News / Africa

Sudan Orders Borders Reopened With S. Sudan

Sudan's President Omar al-Bashir, left, and S. Sudan President Salva Kiir, shake hands on the completion of a signing ceremony in Addis Ababa, Ethiopia, September 27, 2012.
Sudan's President Omar al-Bashir, left, and S. Sudan President Salva Kiir, shake hands on the completion of a signing ceremony in Addis Ababa, Ethiopia, September 27, 2012.
VOA News
Sudanese President Omar al-Bashir has ordered land and river border crossings with South Sudan reopened, after agreements signed last month that eased tensions between the neighboring states.

Sudan's state-run media said Sunday that Bashir "ordered the opening of all the highway or river gates on the border." The directive came as the president met with his new ambassador to South Sudan, Mutrif Siddiq, who then left to assume his duties in the South Sudanese capital, Juba.

Bashir and his South Sudanese counterpart, Salva Kiir, last week signed deals on security and cooperation that they hailed as ending their countries' conflict.

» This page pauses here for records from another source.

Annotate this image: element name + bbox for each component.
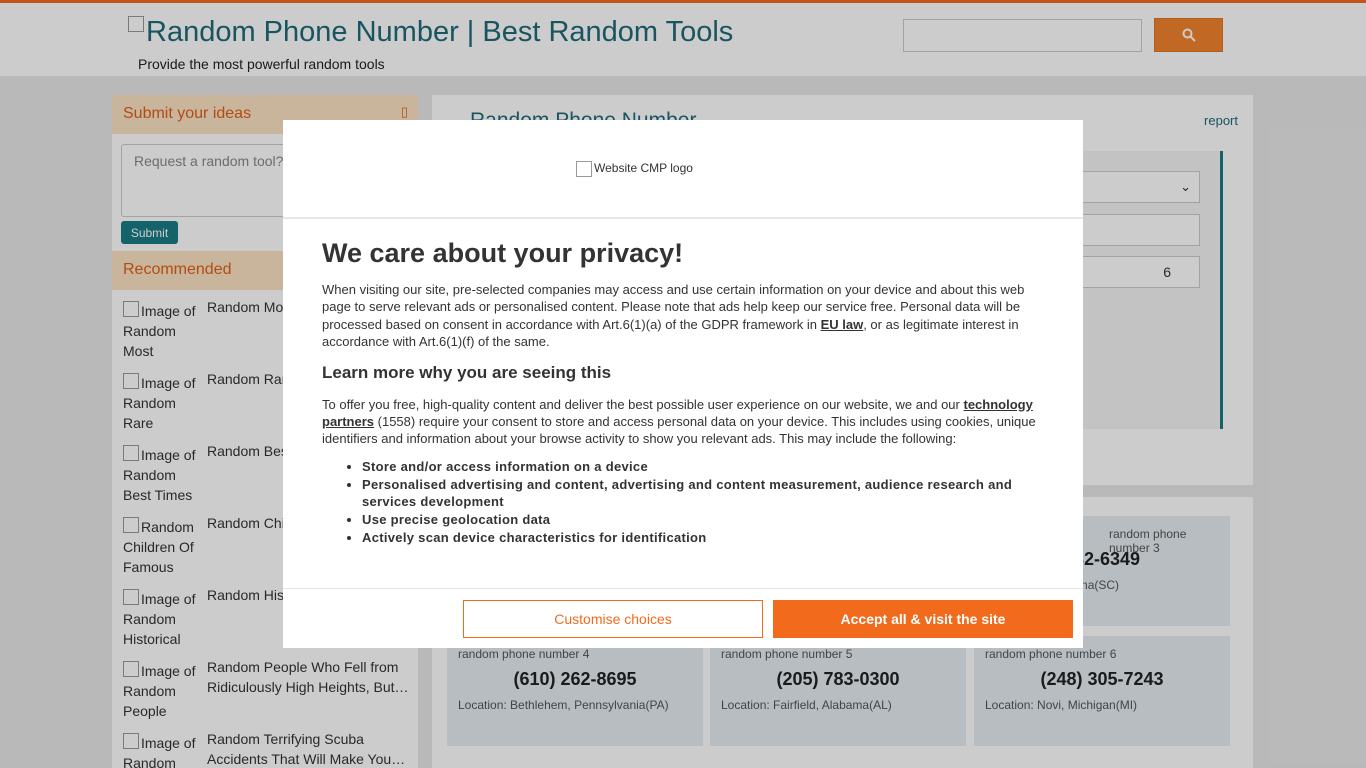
cmp-logo: Website CMP logo xyxy=(576,161,693,177)
customise-choices-button[interactable]: Customise choices xyxy=(463,600,763,638)
consent-heading: We care about your privacy! xyxy=(322,238,684,268)
consent-body[interactable]: We care about your privacy! When visitin… xyxy=(322,238,1044,588)
consent-details: To offer you free, high-quality content … xyxy=(322,396,1036,447)
divider xyxy=(283,217,1083,219)
accept-all-button[interactable]: Accept all & visit the site xyxy=(773,600,1073,638)
purpose-item: Store and/or access information on a dev… xyxy=(362,458,1044,475)
purpose-item: Actively scan device characteristics for… xyxy=(362,529,1044,546)
purpose-item: Use precise geolocation data xyxy=(362,511,1044,528)
purpose-list: Store and/or access information on a dev… xyxy=(362,458,1044,547)
broken-image-icon xyxy=(576,161,592,177)
consent-dialog: Website CMP logo We care about your priv… xyxy=(283,120,1083,648)
consent-subheading: Learn more why you are seeing this xyxy=(322,362,612,382)
purpose-item: Personalised advertising and content, ad… xyxy=(362,476,1044,511)
consent-footer: Customise choices Accept all & visit the… xyxy=(283,588,1083,648)
eu-law-link[interactable]: EU law xyxy=(821,317,864,332)
consent-intro: When visiting our site, pre-selected com… xyxy=(322,282,1025,350)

A 22-year north-south civil war led to a 2005 peace deal and South Sudan's independence in July last year, but tensions over oil and other issues lingered.

Meanwhile, a Sudanese military plane carrying equipment and personnel to the strife-torn western region of Darfur crashed Sunday outside the capital, Khartoum, killing 15 people and injuring seven others.

A spokesman, Al-Sawarmi Khalid told state media the crew of the Antonov 12 transport plane reported engine trouble before it went down in a rural area. He said the plane heading toward the town of El Fasher.

The crash is under investigation.

Government forces have been battling an insurgency in Darfur since 2003.